The Palestinian leaders continued to insist last night that they could not return to the talks without a resolution of the Palestinian deportee issue, while Israel made clear it had no intention of making further concessions.

Hanan Ashrawi, the Palestinian spokeswoman, described the delegation's meeting with Mr Christopher as 'candid', saying they had demanded the full implementation of United Nations Resolution 799, calling for the immediate return of the deportees before a resumption of negotiations.

She said that agreement by Israel to speed up the appeals process for the deportees would not be enough to bring the Palestinians back to the talks, because what mattered was 'not a question of numbers but of legality'.

'What we expect is a statement of the illegality of the deportations from America and Israel,' she said. 'We are not in the process of making compromises. Under the present conditions I do not think the peace talks can resume. We have to try to change the conditions to make them resume.'

On the Israeli side, Shimon Peres, the Foreign Minister, said that Mr Christopher had promised to abide by the US-Israeli compromise deal, agreed between the two countries two weeks ago, whereby Israel offered to bring back 101 of the 400 deportees early. Mr Peres appeared confident that the US would not press Israel to compromise further.

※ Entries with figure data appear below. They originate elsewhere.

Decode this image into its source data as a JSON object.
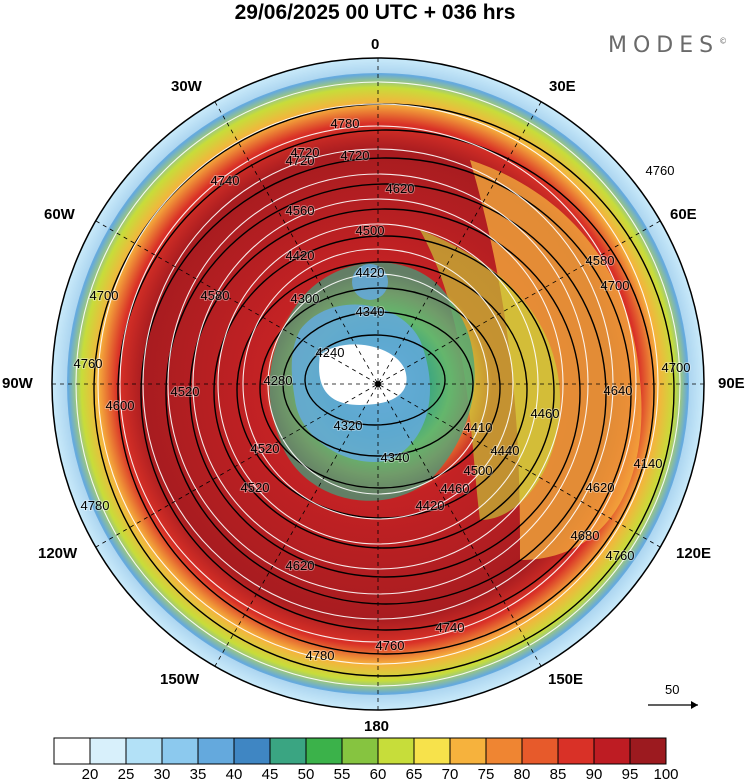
{
  "header": {
    "title": "29/06/2025  00 UTC  + 036 hrs",
    "brand": "MODES",
    "brand_mark": "©"
  },
  "map": {
    "projection": "north-polar-stereographic",
    "background": "wind speed (shaded) with 500 hPa geopotential height contours (black) and streamlines (white)",
    "longitude_labels": {
      "top": "0",
      "top_right": "30E",
      "right_upper": "60E",
      "right": "90E",
      "right_lower": "120E",
      "bottom_right": "150E",
      "bottom": "180",
      "bottom_left": "150W",
      "left_lower": "120W",
      "left": "90W",
      "left_upper": "60W",
      "top_left": "30W"
    },
    "contour_labels": [
      "4780",
      "4720",
      "4720",
      "4740",
      "4760",
      "4620",
      "4560",
      "4500",
      "4420",
      "4420",
      "4340",
      "4300",
      "4240",
      "4280",
      "4320",
      "4340",
      "4410",
      "4440",
      "4460",
      "4420",
      "4460",
      "4500",
      "4520",
      "4580",
      "4580",
      "4640",
      "4700",
      "4700",
      "4760",
      "4620",
      "4700",
      "4780",
      "4760",
      "4520",
      "4520",
      "4620",
      "4740",
      "4760",
      "4780",
      "4600",
      "4680",
      "4720",
      "4140"
    ],
    "wind_scale": {
      "label": "50"
    }
  },
  "colorbar": {
    "ticks": [
      "20",
      "25",
      "30",
      "35",
      "40",
      "45",
      "50",
      "55",
      "60",
      "65",
      "70",
      "75",
      "80",
      "85",
      "90",
      "95",
      "100"
    ],
    "colors": [
      "#ffffff",
      "#d8f0fb",
      "#b3e1f7",
      "#8cc9ee",
      "#64a9dd",
      "#3f86c3",
      "#3aa582",
      "#3bb24a",
      "#86c440",
      "#c7dd3a",
      "#f7e24b",
      "#f6b23d",
      "#ef8532",
      "#e75a2b",
      "#d93127",
      "#be1c23",
      "#9c1a1f"
    ]
  },
  "colors": {
    "contour": "#000000",
    "streamline": "#ffffff"
  }
}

As another day of talks commences today, Mr Christopher appears to be putting more pressure on the Palestinians than on the Israelis to break the deadlock. Mr Christopher arrived in Jerusalem after a tour of Arab capitals, warning that the Palestinians might be isolated if they refused to return to the talks.

He has gained the clear impression that Arab leaders, particularly the Syrians, who have blurred the linkage between the deportation issue and a re-start of the talks, are keen to go back to negotiations soon. In recent days the Israelis have also been raising the spectre of Palestinian isolation in a continuing peace process.